Earlier this year the organisers of the rock music festival, the Big Day Out announced a ban on national flags being brought into the venue. In the wake of a small, transplanted Balkan war at the Australian Open, it seemed like a reasonable idea. Soon, though, a 'popular' outcry erupted. How dare anyone ban the carrying of the Australian national flag – especially on Australia Day?
The usual populists chimed in on the matter, and before long the poor organisers were back pedalling faster than a politician who discovers a room occupied by Brian Burke.
When the big day finally arrived, a substantial number of young concert goers decided to take their flags and to wear them, perhaps as a sign of both pride and disobedience.
It would be easy to mock those who think this was a rebellious act, the approval of a conservative PM seemingly having escaped their notice. But that is not the point here. I wondered why young people would even want to take national flags to a rock concert. There was no boxing match between the Violent Femmes and the Killers, no basketball game between Tool and Eskimo Joe. This was not a sporting event.
In the days after the Big Day Out, it was pointed out that the Australian flag had become a symbol akin to gang colours – something used aggressively to distinguish between insiders and outsiders, us and them, 'proud Aussies' and other, dubious, untrustworthy types. The flag had become a potent symbol of belonging.
There is much to ridicule and despise about the aggressive flag-waving of the Cronulla riot and Big Day Out kind. There is also a sense of belonging being sought, beneath this aggression, that is most interesting. Many young Australians are seeking something more than the shallow consumerism presented as the meaning and purpose of life.

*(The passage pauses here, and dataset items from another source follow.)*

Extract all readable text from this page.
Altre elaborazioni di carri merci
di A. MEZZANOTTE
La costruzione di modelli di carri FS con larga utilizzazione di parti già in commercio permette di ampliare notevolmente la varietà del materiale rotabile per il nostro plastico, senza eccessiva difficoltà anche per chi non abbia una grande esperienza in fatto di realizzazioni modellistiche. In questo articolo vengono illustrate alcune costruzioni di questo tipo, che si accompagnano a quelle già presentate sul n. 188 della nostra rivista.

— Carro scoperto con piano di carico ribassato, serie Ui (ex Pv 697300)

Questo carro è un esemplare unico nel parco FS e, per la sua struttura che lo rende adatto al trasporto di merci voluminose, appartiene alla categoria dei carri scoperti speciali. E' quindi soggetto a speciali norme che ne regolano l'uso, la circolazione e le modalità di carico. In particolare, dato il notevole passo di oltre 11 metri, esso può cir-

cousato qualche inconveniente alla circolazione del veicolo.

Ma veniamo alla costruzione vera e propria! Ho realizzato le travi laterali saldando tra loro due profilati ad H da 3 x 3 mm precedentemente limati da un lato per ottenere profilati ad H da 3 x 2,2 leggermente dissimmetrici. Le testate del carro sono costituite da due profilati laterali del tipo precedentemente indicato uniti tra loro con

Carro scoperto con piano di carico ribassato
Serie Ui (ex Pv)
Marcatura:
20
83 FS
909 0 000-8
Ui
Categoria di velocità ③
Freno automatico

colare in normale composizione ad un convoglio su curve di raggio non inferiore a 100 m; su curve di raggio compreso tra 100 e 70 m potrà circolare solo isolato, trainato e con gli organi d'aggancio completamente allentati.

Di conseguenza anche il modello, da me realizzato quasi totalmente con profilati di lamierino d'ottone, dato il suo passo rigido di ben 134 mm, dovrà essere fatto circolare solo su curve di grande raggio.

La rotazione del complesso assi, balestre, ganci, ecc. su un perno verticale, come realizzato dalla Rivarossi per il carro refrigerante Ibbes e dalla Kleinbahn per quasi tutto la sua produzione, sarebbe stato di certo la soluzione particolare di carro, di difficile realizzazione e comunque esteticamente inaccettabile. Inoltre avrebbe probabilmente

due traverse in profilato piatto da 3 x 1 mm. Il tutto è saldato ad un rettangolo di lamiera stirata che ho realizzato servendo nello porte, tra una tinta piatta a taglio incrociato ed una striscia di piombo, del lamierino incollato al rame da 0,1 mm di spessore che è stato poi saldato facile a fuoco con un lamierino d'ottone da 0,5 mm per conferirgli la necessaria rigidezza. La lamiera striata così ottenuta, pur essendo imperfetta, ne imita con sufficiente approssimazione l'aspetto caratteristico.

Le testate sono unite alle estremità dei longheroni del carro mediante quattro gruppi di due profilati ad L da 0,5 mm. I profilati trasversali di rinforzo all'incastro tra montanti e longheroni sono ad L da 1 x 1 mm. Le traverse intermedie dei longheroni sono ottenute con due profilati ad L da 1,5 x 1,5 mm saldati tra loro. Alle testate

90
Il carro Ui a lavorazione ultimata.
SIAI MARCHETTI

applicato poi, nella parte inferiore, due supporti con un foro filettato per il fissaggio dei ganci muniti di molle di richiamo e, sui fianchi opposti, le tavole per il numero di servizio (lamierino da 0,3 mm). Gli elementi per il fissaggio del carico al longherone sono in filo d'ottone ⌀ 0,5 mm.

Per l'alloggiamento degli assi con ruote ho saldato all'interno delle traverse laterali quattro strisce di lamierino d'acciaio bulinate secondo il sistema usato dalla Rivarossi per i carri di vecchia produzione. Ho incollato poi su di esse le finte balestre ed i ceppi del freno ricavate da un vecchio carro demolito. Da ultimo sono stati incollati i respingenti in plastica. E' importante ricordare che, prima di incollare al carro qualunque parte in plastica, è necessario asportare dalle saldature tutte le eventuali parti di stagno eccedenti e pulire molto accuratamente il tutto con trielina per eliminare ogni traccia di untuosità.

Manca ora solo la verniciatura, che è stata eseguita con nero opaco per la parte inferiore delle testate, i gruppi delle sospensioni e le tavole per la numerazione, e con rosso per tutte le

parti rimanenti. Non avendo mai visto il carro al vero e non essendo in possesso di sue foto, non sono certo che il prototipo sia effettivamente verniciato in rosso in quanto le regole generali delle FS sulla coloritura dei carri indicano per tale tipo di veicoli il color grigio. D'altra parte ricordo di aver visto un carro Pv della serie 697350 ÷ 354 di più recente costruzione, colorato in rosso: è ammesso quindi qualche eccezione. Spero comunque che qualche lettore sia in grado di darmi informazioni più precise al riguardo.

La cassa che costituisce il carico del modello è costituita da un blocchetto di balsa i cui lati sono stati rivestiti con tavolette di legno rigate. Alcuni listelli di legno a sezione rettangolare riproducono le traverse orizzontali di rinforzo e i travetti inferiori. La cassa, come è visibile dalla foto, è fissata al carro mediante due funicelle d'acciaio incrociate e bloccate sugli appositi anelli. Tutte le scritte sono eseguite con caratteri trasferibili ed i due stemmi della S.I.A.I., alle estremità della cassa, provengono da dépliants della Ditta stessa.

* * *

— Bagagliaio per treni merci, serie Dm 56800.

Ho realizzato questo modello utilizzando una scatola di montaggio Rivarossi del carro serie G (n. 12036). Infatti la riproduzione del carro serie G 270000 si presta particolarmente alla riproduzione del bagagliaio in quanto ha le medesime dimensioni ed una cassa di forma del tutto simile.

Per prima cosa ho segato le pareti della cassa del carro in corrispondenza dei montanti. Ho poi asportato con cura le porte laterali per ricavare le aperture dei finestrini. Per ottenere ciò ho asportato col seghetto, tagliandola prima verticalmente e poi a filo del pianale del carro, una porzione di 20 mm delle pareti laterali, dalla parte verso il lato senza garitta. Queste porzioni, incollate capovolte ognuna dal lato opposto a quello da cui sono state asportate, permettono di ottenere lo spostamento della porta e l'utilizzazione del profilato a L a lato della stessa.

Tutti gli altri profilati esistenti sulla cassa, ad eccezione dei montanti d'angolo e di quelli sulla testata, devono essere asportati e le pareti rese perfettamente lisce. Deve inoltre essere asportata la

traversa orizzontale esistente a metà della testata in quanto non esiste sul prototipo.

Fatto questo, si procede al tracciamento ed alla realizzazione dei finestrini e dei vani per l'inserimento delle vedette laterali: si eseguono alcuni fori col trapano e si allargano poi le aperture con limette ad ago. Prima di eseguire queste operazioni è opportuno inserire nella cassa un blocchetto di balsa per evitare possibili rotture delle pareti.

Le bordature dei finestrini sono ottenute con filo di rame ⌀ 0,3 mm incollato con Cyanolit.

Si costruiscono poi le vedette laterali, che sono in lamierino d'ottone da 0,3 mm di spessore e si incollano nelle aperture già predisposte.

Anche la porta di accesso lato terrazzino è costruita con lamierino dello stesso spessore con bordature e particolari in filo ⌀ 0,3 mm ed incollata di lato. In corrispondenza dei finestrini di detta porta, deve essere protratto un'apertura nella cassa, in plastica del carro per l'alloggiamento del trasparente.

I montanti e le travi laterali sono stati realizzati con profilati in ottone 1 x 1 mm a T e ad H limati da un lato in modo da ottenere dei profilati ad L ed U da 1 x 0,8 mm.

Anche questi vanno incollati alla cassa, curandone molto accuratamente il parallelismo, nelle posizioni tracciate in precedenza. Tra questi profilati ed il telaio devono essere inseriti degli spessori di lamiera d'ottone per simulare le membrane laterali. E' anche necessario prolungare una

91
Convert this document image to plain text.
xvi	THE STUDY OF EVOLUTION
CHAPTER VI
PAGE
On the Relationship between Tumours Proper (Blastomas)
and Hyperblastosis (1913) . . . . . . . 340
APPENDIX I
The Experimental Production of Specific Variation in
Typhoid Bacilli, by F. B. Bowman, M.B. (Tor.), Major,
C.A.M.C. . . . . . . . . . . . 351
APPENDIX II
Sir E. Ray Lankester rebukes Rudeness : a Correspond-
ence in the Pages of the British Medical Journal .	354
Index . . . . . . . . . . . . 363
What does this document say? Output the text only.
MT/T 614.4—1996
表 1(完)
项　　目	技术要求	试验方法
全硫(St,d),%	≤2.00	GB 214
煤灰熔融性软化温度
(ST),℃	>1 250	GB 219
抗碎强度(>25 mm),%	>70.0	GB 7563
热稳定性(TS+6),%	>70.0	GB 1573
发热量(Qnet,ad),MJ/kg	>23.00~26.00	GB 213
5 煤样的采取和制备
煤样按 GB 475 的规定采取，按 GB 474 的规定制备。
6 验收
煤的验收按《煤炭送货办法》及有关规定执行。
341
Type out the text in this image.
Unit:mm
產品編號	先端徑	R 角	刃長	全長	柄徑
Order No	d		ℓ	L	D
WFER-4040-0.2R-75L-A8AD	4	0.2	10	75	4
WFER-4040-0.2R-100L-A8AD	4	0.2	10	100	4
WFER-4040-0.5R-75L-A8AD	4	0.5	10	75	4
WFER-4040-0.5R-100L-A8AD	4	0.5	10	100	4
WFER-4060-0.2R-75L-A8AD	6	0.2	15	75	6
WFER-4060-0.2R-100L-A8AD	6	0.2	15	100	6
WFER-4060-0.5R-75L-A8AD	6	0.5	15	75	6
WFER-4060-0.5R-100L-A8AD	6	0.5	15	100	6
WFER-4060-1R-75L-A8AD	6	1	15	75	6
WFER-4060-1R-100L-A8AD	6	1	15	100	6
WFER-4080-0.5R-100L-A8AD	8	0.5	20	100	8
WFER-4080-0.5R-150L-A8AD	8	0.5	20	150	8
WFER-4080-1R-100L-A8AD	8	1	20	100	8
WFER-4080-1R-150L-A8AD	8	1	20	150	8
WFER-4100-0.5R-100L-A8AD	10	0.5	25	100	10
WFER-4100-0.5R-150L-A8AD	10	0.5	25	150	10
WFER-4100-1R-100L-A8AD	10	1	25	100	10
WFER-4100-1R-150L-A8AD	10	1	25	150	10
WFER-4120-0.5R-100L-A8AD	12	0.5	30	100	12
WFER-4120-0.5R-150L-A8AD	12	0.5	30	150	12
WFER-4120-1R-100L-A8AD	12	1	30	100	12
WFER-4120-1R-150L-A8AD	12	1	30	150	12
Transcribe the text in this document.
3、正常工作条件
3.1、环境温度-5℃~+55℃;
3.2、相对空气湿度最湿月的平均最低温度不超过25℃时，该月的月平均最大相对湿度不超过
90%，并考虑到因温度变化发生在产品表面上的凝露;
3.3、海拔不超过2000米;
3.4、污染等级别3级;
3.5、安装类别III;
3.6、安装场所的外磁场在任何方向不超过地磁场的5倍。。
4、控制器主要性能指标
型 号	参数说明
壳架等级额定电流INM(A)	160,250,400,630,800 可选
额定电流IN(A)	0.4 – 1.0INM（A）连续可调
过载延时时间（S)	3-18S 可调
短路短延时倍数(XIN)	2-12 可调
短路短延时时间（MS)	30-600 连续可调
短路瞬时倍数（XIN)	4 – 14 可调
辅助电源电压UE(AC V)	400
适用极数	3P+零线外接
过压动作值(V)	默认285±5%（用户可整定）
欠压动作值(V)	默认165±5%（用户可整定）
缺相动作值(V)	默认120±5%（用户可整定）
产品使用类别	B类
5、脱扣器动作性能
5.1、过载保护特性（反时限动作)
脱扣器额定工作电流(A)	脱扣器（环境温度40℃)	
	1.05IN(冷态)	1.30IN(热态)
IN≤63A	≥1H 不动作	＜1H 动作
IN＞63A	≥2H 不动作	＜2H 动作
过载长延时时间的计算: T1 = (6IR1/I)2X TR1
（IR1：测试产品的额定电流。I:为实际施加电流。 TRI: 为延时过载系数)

There are only so many needs that can be satisfied through the market. There are other, deeper, needs that people are now beginning to see cannot be met by the cold, utopian vision of the free marketeers: needs for love, respect, acceptance and tolerance.
Like so many other aspects of contemporary life, the realm of social interaction is undergoing profound changes. Older forms of belonging are weakening, while others—often negative—are strengthening. New manifestations of belonging—such as on-line communities—are fitfully and tentatively being born. Identities are in a state of flux.